Greatly improves but isn't universal. PacBio HiFi (15–20 kb, Q30+) and ONT R10.4 (Q20+) reach 95%+ SV recall and can directly see long INS or resolve complex rearrangements. But cost is still 3–10× short-read, and some workflows (amplicons, UMI consensus) don't fit. Practice is shifting toward "short-read primary + long-read for key cases."

SV 的 ACMG 判讀有獨立指引嗎？

有。ACMG/ClinGen 2020 CNV interpretation guideline（Riggs et al., Genetics in Medicine）為 copy-number gain/loss 提供 5-tier classification 與專屬證據碼，與 SNV ACMG 2015 互補。AnnotSV 工具會自動套用此指引給 CNV ranking 1-5。

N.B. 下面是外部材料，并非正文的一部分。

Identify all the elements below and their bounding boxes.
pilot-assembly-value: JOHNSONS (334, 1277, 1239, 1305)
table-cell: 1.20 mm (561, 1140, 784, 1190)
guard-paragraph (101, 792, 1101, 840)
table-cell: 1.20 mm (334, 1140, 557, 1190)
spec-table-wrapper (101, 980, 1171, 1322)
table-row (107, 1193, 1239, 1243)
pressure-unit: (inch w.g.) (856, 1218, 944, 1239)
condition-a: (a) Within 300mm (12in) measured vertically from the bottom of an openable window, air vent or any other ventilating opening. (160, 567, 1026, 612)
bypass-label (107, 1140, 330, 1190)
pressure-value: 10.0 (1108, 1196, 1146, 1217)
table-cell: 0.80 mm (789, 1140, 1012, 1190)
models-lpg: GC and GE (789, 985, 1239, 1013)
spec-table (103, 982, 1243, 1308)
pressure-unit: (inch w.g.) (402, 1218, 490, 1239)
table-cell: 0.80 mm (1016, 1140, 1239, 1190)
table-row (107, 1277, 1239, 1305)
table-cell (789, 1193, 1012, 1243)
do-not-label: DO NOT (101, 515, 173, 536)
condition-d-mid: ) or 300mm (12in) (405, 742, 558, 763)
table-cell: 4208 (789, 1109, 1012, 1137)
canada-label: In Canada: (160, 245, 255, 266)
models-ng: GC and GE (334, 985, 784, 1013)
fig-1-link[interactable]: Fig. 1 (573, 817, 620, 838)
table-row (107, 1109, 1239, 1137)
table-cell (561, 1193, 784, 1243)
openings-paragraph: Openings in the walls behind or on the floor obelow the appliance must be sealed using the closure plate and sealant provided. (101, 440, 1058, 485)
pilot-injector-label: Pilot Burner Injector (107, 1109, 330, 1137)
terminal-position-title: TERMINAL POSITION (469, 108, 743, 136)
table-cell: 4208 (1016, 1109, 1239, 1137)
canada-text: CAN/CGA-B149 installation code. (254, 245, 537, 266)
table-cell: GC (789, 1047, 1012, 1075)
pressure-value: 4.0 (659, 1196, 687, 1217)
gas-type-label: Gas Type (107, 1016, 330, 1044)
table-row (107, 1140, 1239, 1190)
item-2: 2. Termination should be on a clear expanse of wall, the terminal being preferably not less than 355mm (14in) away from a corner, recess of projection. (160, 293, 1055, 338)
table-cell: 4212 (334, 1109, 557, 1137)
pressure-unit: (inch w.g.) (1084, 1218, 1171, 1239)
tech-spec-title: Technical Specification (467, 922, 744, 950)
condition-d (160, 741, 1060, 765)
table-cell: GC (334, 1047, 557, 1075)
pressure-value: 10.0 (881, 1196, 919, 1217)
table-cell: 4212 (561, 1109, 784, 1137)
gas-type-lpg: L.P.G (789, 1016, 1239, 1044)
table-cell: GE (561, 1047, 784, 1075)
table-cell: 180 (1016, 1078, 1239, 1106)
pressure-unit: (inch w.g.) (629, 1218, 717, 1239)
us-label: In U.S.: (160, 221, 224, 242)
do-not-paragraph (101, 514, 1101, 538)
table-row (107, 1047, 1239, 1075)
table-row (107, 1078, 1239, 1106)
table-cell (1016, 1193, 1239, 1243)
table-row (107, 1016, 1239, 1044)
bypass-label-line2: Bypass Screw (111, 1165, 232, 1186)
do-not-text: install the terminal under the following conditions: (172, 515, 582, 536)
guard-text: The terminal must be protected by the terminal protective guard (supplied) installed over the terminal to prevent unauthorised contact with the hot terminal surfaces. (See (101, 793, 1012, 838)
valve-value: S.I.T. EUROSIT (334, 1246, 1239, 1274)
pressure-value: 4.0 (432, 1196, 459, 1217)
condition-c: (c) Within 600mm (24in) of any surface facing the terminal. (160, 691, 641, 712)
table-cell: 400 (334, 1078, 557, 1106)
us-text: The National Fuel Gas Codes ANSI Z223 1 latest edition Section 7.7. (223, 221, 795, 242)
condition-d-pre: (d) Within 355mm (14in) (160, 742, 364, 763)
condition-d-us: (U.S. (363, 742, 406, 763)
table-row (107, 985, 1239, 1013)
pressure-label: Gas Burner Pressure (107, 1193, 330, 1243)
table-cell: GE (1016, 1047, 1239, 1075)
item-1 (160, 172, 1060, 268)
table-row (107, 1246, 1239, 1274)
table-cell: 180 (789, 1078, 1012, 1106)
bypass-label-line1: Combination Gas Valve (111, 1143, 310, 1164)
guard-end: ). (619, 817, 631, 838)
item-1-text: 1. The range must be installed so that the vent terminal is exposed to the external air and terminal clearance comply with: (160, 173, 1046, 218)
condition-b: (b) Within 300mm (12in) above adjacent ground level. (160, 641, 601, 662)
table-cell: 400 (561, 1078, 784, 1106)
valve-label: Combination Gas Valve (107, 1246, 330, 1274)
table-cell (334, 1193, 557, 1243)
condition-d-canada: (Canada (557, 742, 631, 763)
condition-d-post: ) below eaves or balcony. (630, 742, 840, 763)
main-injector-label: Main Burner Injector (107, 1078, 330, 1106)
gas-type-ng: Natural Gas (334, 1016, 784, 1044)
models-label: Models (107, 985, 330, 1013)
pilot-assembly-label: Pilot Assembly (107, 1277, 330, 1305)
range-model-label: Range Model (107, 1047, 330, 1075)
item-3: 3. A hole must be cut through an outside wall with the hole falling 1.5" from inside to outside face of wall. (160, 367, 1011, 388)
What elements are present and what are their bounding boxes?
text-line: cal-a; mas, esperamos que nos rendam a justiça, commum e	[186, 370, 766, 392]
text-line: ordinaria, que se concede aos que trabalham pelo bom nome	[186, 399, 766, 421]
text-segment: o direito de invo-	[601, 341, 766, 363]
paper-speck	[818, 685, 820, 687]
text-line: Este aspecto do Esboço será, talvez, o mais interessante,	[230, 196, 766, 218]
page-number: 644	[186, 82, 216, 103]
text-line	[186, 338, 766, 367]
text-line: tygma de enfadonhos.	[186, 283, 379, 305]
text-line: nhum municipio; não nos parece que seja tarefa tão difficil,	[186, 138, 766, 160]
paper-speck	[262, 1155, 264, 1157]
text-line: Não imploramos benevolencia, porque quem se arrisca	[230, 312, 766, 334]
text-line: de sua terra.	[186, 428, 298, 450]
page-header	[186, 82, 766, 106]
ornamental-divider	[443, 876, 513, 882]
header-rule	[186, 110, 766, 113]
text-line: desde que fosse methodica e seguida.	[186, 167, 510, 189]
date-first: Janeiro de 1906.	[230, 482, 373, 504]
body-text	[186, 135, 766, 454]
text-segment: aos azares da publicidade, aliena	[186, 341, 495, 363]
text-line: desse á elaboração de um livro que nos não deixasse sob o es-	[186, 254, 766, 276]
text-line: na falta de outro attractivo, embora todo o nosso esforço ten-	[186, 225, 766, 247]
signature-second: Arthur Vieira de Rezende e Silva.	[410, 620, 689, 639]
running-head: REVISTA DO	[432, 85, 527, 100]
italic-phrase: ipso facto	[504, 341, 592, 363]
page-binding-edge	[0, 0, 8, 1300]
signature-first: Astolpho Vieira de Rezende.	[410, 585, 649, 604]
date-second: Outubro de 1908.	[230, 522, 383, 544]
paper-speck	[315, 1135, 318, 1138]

Yes. The ACMG/ClinGen 2020 CNV interpretation guideline (Riggs et al., Genetics in Medicine) provides a 5-tier classification and dedicated evidence codes for copy-number gains/losses, complementing the SNV ACMG 2015. AnnotSV automatically applies this guideline to give CNVs a ranking of 1–5.

GIAB SV truth set 有哪些版本？

GIAB (Genome in a Bottle) HG002 (Ashkenazi son) 是 SV benchmark 的事實標準。v0.6 (2019) 約 12,000 high-confidence SVs；v1.0 (2024) 升級到 long-read assembly 為基礎，~50,000 SVs，含 MEI、tandem repeat 與複雜 rearrangement。新工具發表必須在這上面 benchmark。

GIAB (Genome in a Bottle) HG002 (Ashkenazi son) is the de facto SV benchmark. v0.6 (2019) had ~12,000 high-confidence SVs; v1.0 (2024) upgraded to long-read-assembly-based with ~50,000 SVs including MEIs, tandem repeats, and complex rearrangements. New tools must benchmark on this.

自我檢測

八、小測驗

Q1. 一個純粹的 inversion 可由哪些訊號偵測？

Q2. 為什麼推薦多 caller 組合？

Q3. WES 偵測 CNV 的最大障礙？